Charges related to its $29.1 billion purchase of Medco Health Solutions in 2012 and other expenses also weighed on profit.
Pharmacy benefits managers run prescription drug plans for employers, insurers and other customers. They process mail-order prescriptions and handle bills for prescriptions filled at retail pharmacies. Express Scripts fills more than a billion prescriptions a year.
Express Scripts Holding Co. said Thursday that it earned $501.9 million, down from $504.1 million in the final quarter of 2012. On a per-share basis, earnings rose to 63 cents from 61 cents as the company bought back more stock, leaving fewer shares on the market.
Excluding expenses including those stemming from its combination with Medco, earnings came to $1.12 per share. That matched Wall Street’s prediction.
Revenue fell 6 per cent, to $25.78 billion from $27.37 billion. FactSet says analysts forecast $25.36 billion.
Insurer UnitedHealth Group Inc. started handling its own prescriptions in 2013 instead of having Express Scripts fill them. Express Scripts said its measure of prescriptions filled fell 12 per cent in the fourth quarter to 360.7 million.
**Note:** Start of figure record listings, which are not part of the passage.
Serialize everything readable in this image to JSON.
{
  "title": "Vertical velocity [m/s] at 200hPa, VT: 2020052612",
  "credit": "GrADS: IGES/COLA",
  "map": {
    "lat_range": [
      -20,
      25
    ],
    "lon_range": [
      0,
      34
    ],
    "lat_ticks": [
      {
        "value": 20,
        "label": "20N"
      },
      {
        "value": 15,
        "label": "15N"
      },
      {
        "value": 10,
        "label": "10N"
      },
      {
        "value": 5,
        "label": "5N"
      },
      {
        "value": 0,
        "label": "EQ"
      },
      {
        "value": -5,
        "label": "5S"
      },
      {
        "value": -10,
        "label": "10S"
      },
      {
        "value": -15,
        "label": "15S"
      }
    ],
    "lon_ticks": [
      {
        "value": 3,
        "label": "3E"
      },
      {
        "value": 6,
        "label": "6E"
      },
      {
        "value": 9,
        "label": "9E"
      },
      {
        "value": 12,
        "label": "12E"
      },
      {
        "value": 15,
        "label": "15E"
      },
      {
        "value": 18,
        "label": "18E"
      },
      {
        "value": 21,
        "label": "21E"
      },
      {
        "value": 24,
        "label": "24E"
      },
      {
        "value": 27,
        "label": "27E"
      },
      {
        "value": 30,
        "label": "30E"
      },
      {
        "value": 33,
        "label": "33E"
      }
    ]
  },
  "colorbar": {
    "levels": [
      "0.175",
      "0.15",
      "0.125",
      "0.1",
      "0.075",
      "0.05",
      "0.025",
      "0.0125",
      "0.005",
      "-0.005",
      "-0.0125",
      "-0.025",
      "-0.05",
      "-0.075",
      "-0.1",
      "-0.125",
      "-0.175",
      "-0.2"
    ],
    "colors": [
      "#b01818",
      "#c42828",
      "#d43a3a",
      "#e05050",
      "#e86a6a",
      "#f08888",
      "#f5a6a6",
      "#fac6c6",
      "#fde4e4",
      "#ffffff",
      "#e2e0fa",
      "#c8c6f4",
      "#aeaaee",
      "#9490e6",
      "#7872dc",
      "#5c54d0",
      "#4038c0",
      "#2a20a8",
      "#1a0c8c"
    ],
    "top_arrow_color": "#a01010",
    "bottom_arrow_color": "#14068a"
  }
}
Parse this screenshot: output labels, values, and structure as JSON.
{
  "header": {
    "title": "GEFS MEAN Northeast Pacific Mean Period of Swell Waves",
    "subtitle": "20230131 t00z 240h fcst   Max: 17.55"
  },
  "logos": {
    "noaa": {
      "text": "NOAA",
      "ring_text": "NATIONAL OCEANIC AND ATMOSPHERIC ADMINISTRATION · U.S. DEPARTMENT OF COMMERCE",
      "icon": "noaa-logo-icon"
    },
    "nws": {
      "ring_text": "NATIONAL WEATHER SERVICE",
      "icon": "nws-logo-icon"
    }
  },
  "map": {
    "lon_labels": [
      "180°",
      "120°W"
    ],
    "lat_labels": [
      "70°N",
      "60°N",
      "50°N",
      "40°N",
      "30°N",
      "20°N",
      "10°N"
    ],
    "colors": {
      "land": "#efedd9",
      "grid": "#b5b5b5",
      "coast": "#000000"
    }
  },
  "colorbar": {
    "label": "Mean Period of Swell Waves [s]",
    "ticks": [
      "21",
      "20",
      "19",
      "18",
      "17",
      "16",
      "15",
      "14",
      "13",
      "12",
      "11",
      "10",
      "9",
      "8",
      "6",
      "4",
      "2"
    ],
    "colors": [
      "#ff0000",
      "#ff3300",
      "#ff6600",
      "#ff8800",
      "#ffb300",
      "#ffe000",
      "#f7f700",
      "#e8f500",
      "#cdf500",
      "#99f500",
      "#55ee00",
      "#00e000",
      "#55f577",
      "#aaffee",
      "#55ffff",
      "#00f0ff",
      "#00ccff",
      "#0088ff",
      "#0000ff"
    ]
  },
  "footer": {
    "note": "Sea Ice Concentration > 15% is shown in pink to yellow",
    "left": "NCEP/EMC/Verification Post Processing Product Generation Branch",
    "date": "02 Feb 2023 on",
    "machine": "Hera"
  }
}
Excluding UnitedHealth, it fell 5 per cent.
Express Scripts counts 90-day mail order prescriptions as three one-month prescriptions.
Its net income rose 40 per cent to $1.84 billion in 2013. Adjusted profit came to $4.33 per share. Revenue grew 11 per cent to $104.1 billion.
The St. Louis company says it expects to earn $4.88 to $5 per share in 2014, while analysts expected $4.93 per share, on average. Express Scripts added that it is aiming for earnings-per-share growth of 10 to 20 per cent per year for the next several years.
Shares of Express Scripts rose 74 cents to $77.12 on Thursday and lost $1.35, or 1.8 per cent, to $75.77 in aftermarket trading. The stock has gained 35 per cent over the past 12 months.